Relation Between Bond Yields and Stock Market

  • Inverse Relationship Between Bond Yields and Equities
    • Higher bond yields make fixed-income investments more attractive, leading to equity outflows.
    • Investors shift from stocks to bonds, affecting stock market liquidity.
  • Impact on Foreign Capital Flows
    • Rising U.S. bond yields result in capital outflows from Indian markets.
    • This leads to rupee depreciation, making imports costlier and impacting inflation.
  • Corporate Borrowing Costs
    • Higher domestic bond yields increase borrowing costs for Indian companies.
    • Reduced investment and expansion plans affect overall economic growth.

Near-Term Market Outlook

  • Volatility is expected to persist due to global trade uncertainties and geopolitical tensions.
  • FIIs may return once earnings growth stabilises and the dollar weakens.
  • Domestic liquidity through SIPs (Systematic Investment Plans) remains strong, offering some resilience.
  • Large-cap stocks may remain stable, while mid and small-cap segments could continue facing corrections.

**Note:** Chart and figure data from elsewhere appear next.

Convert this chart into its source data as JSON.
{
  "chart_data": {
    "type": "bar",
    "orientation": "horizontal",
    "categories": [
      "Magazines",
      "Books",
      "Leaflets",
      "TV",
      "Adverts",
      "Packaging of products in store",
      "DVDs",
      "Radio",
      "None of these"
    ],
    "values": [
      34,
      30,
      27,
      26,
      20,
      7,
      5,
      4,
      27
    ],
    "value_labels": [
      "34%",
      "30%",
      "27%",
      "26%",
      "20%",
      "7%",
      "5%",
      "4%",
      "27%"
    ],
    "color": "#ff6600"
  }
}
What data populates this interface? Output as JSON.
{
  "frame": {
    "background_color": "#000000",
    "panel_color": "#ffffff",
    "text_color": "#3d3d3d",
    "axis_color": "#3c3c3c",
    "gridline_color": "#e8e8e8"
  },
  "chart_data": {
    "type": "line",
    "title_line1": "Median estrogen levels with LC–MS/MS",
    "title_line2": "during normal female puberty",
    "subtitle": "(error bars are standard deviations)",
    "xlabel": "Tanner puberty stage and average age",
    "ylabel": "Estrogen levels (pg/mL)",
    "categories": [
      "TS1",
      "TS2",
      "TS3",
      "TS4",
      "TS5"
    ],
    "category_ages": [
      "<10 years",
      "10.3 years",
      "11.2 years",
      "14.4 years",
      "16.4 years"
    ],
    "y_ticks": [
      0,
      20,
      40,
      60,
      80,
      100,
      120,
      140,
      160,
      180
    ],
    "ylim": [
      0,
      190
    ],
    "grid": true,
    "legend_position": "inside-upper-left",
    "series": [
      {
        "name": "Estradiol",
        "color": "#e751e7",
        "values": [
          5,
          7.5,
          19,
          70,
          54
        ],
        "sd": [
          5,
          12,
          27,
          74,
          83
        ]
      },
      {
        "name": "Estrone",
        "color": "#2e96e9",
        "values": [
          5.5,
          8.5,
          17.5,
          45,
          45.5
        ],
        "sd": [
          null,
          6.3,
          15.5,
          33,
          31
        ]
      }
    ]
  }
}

Steps the Government and RBI Should Take

  • Policy Interventions for FII and FPI Retention
    • Implement favorable tax policies for FIIs and FPIs to encourage long-term investment.
    • Provide stability in capital market regulations to boost investor confidence.
  • Strengthening Domestic Economic Growth
    • Focus on infrastructure and manufacturing incentives to boost economic expansion.
    • Enhance export competitiveness to counterbalance trade deficits.
  • RBI’s Role in Maintaining Financial Stability
    • Liquidity infusion measures to support domestic investment.
    • Careful intervention in forex markets to prevent excessive rupee volatility.
    • Monitor inflation and interest rates to balance growth and stability.
  • Steel and Manufacturing Industry Support
    • Protect domestic producers from dumping through anti-dumping duties.
    • Incentives for value-added manufacturing to counteract global price pressures.

Conclusion

  • The Indian stock market downturn is driven by global trade tensions, FII outflows, and U.S. policy shifts.
  • Government interventions and RBI’s monetary measures are crucial to stabilising market sentiment.
  • While short-term volatility persists, long-term growth prospects remain strong with the right policy actions.